The design essence of the city is evident in its products as well. Chocolat Factory “From Barcelona with chocolate” (design by Ruiz Company) and Camper’s “Locus BCN” (design by Toormix) demonstrate the modern but approachable and charming qualities of the city. Hotels like El Palauet hotel “Living Barcelona” (design by Marnich) and fashion labels like Custo Barcelona are also Barcelona branded.
Opportunistic appropriation? Is Barcelona benefiting from these brands? Or are these brands benefiting from Barcelona? Certainly there is a give and take but when pushed too far the product’s credibility starts to fall apart. This goes for beer just as much as it does for cities. If Estrella is “The beer from Barcelona” (poster by Alex Trochut), what is “Barcelona Beer” (design also by Trochut)?
Woody Allen’s film ¨Vicky Cristina Barcelona¨ is another interesting case. After some local advice, Allen modified his original script so leading man Javier Bardem’s character was not a “torero” (bullfighter) but rather a bohemian painter. Probably a wise decision as bullfighting is not legal in Catalunya anymore. The film may not be the most accurate portrait of the city but the fact is that Barcelona’s City Council sponsored it as part of its marketing efforts.
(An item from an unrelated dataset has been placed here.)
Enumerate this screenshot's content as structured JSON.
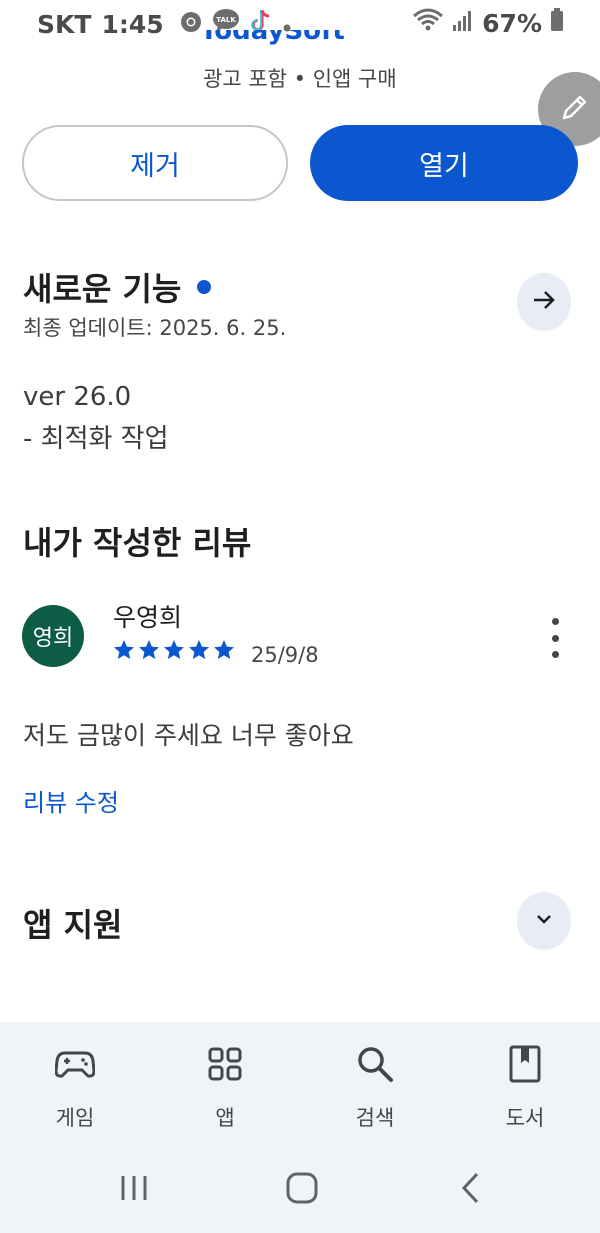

Tourism is a key element to Barcelona’s livelihood, as Allen subtly captures in the film. In the documentary Bye bye Barcelona the viewer learns that in 1990 1.7 million tourists visited the city. Fast forward 23 years and now more than 8 million tourists make their way through Barcelona each year. Tourism generates close to 20 million Euros each day in the city. And while the cash flow is definitely positive there are also perils as the documentary succinctly explains. And you don’t have to look far to find them.
Some years ago the campaign “Barcelona la millor botiga del món” (by Tandem DDB, photography by Tanit Plana) was a controversial branding campaign that painted Barcelonians not as citizens but rather as customers. It was undoubtedly a questionable decision for the city to call itself “the best shop in the world” but the campaign was “nicely” designed. Of course.
More recently the City Council sponsored “Living Barcelona”, a music video also starring a tourist. Self promotion can be self destructive if you are not doing it the right way.
At least Barcelona also seems to have a sense of humor and appears to be at least a little self-aware. In 2012, the photographer Martin Parr was commissioned by Barcelona’s Contemporary Cultural Center (CCCB) to produce “Souvenir”, a tongue in cheek body of work documenting the expanding tourist industry in the city.
All of this points to the complexity involved in branding what is, essentially, a living, breathing, and remarkably dynamic organism. What’s interesting about Barcelona (and really, any other city) branding is the combination of the tangible elements (Gaudi’s architecture or the new Barcelona Design Museum) with the emotional components (local football team’s wonders, the taste of the local beer, cool music festivals, mediterranean lifestyle etc).
And if this is not complex enough, city branding is not only about focusing on the city residents’ pride but also on potential visitors’ interest. Barcelona as a brand must have done something right to have a seemingly never-ending stream of visitors and such continual good international press. But the question now is, can Barcelona keep being the best design “shop in the world” without losing its soul?